Croire Sisyphe heureux, comme Camus ?
Sisyphe a un passé, une histoire, un cheminement et des choix personnels profonds qui l’ont conduit là où il est. Sa vie est moins devant lui que derrière. Il peut donc accepter, dans ce cas, le sort qui lui est fait et en être satisfait. Il s’agit d’une forme de consécration, de reconnaissance pour ses actes.

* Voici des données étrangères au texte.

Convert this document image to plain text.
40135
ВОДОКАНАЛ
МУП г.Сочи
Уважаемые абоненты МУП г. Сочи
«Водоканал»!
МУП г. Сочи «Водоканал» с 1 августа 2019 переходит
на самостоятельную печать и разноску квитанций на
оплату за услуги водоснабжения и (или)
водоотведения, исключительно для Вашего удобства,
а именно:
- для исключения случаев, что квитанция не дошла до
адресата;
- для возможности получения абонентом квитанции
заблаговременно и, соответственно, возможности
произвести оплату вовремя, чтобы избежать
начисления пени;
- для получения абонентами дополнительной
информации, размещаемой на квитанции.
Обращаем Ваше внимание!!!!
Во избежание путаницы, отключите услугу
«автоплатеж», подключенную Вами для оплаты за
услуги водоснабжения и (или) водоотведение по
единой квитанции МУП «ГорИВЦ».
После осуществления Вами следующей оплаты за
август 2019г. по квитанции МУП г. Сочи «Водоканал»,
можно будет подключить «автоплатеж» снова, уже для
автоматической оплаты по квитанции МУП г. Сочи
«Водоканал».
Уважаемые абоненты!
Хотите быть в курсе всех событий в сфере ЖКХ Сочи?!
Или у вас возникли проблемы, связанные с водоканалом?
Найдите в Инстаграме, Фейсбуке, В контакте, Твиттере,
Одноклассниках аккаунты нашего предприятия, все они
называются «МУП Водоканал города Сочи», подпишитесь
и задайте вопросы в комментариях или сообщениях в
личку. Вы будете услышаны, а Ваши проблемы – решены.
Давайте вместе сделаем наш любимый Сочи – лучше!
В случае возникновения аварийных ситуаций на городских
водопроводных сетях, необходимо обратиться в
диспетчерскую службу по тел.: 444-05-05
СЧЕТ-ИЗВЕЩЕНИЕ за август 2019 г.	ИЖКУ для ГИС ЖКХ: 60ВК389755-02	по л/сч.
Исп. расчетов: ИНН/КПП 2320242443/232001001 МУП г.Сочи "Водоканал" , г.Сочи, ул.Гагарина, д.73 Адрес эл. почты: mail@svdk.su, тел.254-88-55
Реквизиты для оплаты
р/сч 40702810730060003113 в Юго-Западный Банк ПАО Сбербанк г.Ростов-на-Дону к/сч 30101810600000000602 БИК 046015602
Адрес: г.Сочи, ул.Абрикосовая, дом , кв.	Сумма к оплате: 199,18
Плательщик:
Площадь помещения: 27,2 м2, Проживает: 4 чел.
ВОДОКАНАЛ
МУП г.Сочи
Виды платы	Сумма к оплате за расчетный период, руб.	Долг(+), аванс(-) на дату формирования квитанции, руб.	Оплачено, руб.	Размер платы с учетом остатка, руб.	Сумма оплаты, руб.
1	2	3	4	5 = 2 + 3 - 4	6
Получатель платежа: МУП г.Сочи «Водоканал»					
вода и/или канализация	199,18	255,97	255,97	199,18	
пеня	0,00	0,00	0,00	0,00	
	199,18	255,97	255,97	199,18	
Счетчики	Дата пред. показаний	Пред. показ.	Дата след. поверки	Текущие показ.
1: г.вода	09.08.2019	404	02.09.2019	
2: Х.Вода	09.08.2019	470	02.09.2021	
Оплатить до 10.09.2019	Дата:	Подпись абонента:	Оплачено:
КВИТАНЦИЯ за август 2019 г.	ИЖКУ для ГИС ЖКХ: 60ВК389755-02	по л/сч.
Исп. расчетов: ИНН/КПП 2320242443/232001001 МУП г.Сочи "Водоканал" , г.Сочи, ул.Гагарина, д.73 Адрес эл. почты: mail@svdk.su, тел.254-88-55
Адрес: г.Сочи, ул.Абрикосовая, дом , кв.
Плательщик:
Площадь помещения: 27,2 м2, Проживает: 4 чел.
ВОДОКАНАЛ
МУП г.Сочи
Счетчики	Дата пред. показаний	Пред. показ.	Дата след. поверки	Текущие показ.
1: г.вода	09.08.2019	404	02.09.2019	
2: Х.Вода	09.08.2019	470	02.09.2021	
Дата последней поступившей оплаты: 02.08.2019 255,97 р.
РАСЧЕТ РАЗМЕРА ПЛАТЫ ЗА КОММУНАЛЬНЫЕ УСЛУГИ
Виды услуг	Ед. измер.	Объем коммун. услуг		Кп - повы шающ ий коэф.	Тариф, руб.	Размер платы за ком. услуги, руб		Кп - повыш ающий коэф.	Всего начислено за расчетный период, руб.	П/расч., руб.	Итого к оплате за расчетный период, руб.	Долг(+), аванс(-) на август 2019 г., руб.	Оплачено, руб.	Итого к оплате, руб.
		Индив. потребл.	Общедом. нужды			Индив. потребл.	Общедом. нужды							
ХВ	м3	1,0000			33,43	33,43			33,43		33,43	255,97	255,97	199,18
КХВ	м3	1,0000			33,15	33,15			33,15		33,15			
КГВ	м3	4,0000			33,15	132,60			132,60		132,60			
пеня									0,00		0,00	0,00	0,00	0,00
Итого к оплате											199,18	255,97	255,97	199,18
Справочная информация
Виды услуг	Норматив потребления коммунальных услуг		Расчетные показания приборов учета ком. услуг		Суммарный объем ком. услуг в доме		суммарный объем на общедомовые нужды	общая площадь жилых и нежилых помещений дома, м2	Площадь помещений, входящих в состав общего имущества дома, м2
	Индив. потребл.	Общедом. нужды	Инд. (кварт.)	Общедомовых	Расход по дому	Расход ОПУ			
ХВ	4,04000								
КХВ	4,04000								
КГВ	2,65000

Je ne suis vraiment libre que lorsque tous les êtres humains qui m’entourent, hommes et femmes, sont également libres. La liberté d’autrui, loin d’être une limite ou la négation de ma liberté, en est au contraire la condition nécessaire et la confirmation. Je ne deviens libre vraiment que par la liberté d’autres, de sorte que plus nombreux sont les hommes libres qui m’entourent et plus profonde et plus large est leur liberté, et plus étendue, plus profonde et plus large devient ma liberté.
– Bakounine
C’est pour moi la forme « défensive » de la liberté : la responsabilité envers les autres et le sentiment que sans la liberté des autres, il n’existe pas de liberté pour soi.
C’est un rapport au monde qui détermine aussi le sentiment de « bonheur » ou de « quiétude » (par opposition à « angoisse » ou « intranquilité ») que l’on peut éprouver de manière diffuse et constante.

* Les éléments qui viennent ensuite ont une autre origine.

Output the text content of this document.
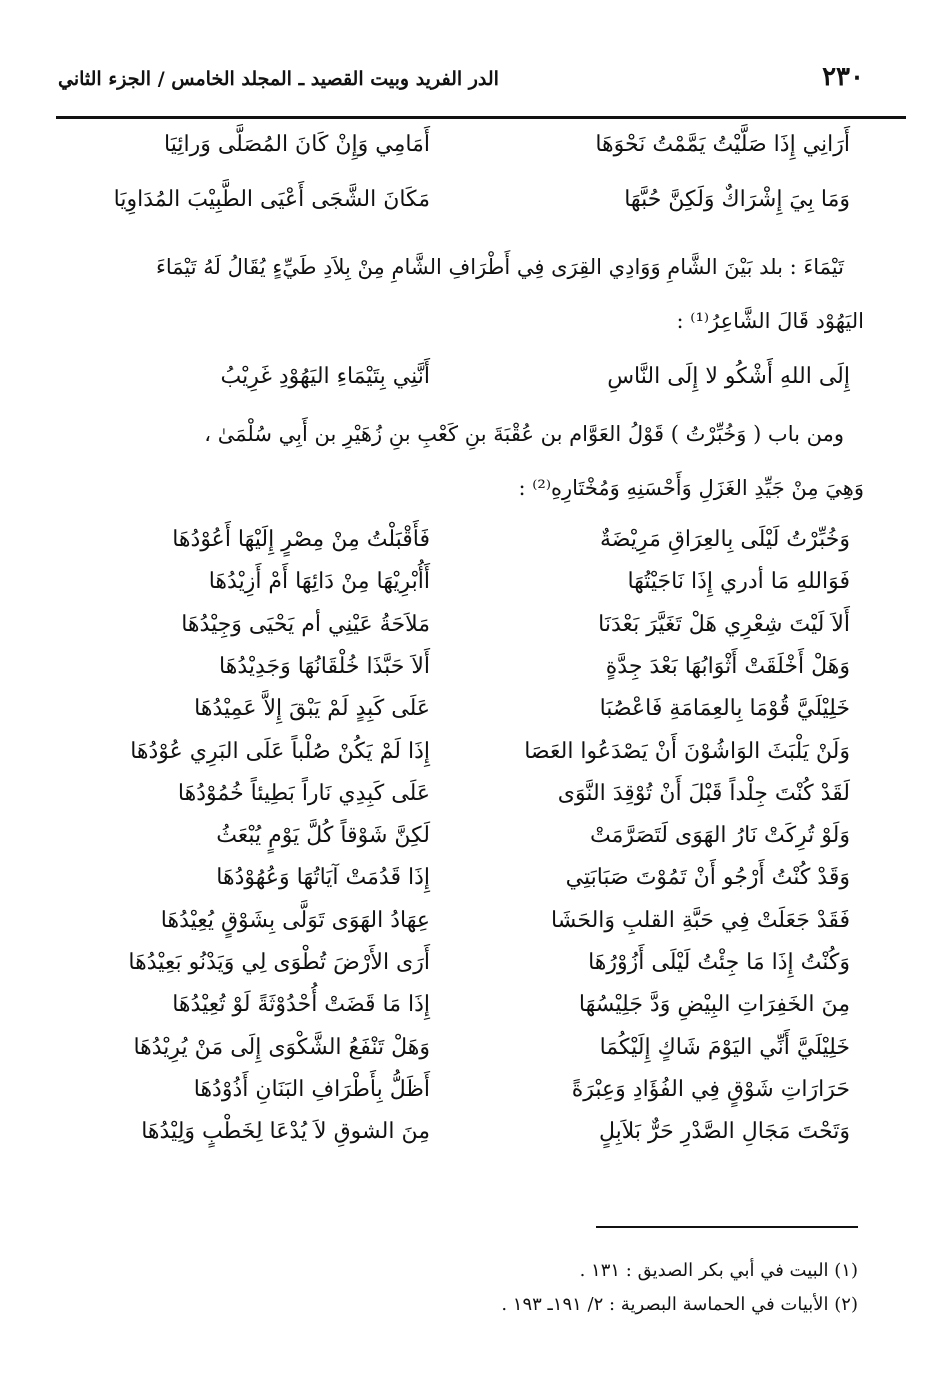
٢٣٠
الدر الفريد وبيت القصيد ـ المجلد الخامس / الجزء الثاني
أَرَانِي إِذَا صَلَّيْتُ يَمَّمْتُ نَحْوَهَا
أَمَامِي وَإِنْ كَانَ المُصَلَّى وَرائِيَا
وَمَا بِيَ إِشْرَاكٌ وَلَكِنَّ حُبَّهَا
مَكَانَ الشَّجَى أَعْيَى الطَّبِيْبَ المُدَاوِيَا

تَيْمَاءَ : بلد بَيْنَ الشَّامِ وَوَادِي القِرَى فِي أَطْرَافِ الشَّامِ مِنْ بِلاَدِ طَيِّءٍ يُقَالُ لَهُ تَيْمَاءَ

اليَهُوْد قَالَ الشَّاعِرُ⁽¹⁾ :

إِلَى اللهِ أَشْكُو لا إِلَى النَّاسِ
أَنَّنِي بِتَيْمَاءِ اليَهُوْدِ غَرِيْبُ

ومن باب ( وَخُبِّرْتُ ) قَوْلُ العَوَّام بن عُقْبَةَ بنِ كَعْبِ بنِ زُهَيْرِ بن أَبِي سُلْمَىٰ ،

وَهِيَ مِنْ جَيِّدِ الغَزَلِ وَأَحْسَنِهِ وَمُخْتَارِهِ⁽²⁾ :

وَخُبِّرْتُ لَيْلَى بِالعِرَاقِ مَرِيْضَةٌ
فَأَقْبَلْتُ مِنْ مِصْرٍ إِلَيْهَا أَعُوْدُهَا
فَوَاللهِ مَا أدري إِذَا نَاجَيْتُهَا
أَأُبْرِيْهَا مِنْ دَائِهَا أَمْ أَزِيْدُهَا
أَلاَ لَيْتَ شِعْرِي هَلْ تَغَيَّرَ بَعْدَنَا
مَلاَحَةُ عَيْنِي أم يَحْيَى وَجِيْدُهَا
وَهَلْ أَخْلَقَتْ أَثْوَابُهَا بَعْدَ جِدَّةٍ
أَلاَ حَبَّذَا خُلْقَانُهَا وَجَدِيْدُهَا
خَلِيْلَيَّ قُوْمَا بِالعِمَامَةِ فَاعْصُبَا
عَلَى كَبِدٍ لَمْ يَبْقَ إِلاَّ عَمِيْدُهَا
وَلَنْ يَلْبَثَ الوَاشُوْنَ أَنْ يَصْدَعُوا العَصَا
إِذَا لَمْ يَكُنْ صُلْباً عَلَى البَرِي عُوْدُهَا
لَقَدْ كُنْتَ جِلْداً قَبْلَ أَنْ تُوْقِدَ النَّوَى
عَلَى كَبِدِي نَاراً بَطِيئاً خُمُوْدُهَا
وَلَوْ تُرِكَتْ نَارُ الهَوَى لَتَصَرَّمَتْ
لَكِنَّ شَوْقاً كُلَّ يَوْمٍ يُبْعَثُ
وَقَدْ كُنْتُ أَرْجُو أَنْ تَمُوْتَ صَبَابَتِي
إِذَا قَدُمَتْ آيَاتُهَا وَعُهُوْدُهَا
فَقَدْ جَعَلَتْ فِي حَبَّةِ القلبِ وَالحَشَا
عِهَادُ الهَوَى تَوَلَّى بِشَوْقٍ يُعِيْدُهَا
وَكُنْتُ إِذَا مَا جِئْتُ لَيْلَى أَزُوْرُهَا
أَرَى الأَرْضَ تُطْوَى لِي وَيَدْنُو بَعِيْدُهَا
مِنَ الخَفِرَاتِ البِيْضِ وَدَّ جَلِيْسُهَا
إِذَا مَا قَضَتْ أُحْدُوْثَةً لَوْ تُعِيْدُهَا
خَلِيْلَيَّ أَنِّي اليَوْمَ شَاكٍ إِلَيْكُمَا
وَهَلْ تَنْفَعُ الشَّكْوَى إِلَى مَنْ يُرِيْدُهَا
حَرَارَاتِ شَوْقٍ فِي الفُؤَادِ وَعِبْرَةً
أَظَلُّ بِأَطْرَافِ البَنَانِ أَذُوْدُهَا
وَتَحْتَ مَجَالِ الصَّدْرِ حَرٌّ بَلاَبِلٍ
مِنَ الشوقِ لاَ يُدْعَا لِخَطْبٍ وَلِيْدُهَا
(١) البيت في أبي بكر الصديق : ١٣١ .
(٢) الأبيات في الحماسة البصرية : ٢/ ١٩١ـ ١٩٣ .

La liberté est un état d’équilibre instable
Je pense en effet que la liberté est comme une balance secouée de perpétuelles oscillations, ou comme un élastique résistant à des forces centrifuges sans céder.
L’inverse pourrait être représenté comme une balance qui n’oscille plus, soumise à un corps mort qui l’asservirait asymétriquement dans un extrême ou l’autre. C’est l’affaissement des tensions, l’aboulie. C’est la pente douce de la facilité et de nos préjugés que nous empruntons trop souvent. Or il faut aller contre cette pente, contre soi pour être libre (quelques exemples concrets ici).
Car la liberté réside dans un état de tension envers et contre le monde et soi-même, et non pas dans un accord trop aisément falsifiable avec une « droiture en soi » ou un très hypothétique « choix délibéré ».
Chaque personne est un choix absolu de soi
– Sartre, L’Être et le Néant
Il n’y a pas de déterminisme, l’homme est libre, l’homme est liberté
L’homme est condamné à être libre
L’existence précède l’essence
– Sartre, L’existentialisme est un humanisme
Suis-je existentialiste ? Peut-être…
Même la biologie semble donner raison à Sartre sur ce point.
Comme j’en arrive à la conclusion ici, l’inexistence avérée de toute objectivité morale conjuguée à la primauté de la subjectivité comme mode d’action humain oblige toute future construction intellectuelle systémique à se projeter en une utopie, c’est-à-dire :
La description concrète (par la simulation) de la situation envisagée (une organisation) qui matérialise le résultat de l’ensemble des principes subjectifs (hiérarchie de valeurs) défendus par leur(s) auteur(s)
Ce qui aura pour vertus de laisser l’idéologie au rencart, aussi bien que de démasquer les prédicateurs, les politiciens et les sophistes : tous ceux qui prônent des valeurs et des modes de conduite « pour les autres » et n’en assumeront jamais les responsabilités concrètes ; tous ceux aussi qui croient que l’addition des réformes (pour ne pas dire réformettes) font une politique d’ensemble.
Cela permet de ne plus penser « hors-sol » mais bien les mains dans le cambouis, dans la franchise et la transparence de la situation à laquelle aboutirait la réification des valeurs prônées : expérimenter, pour prouver la viabilité.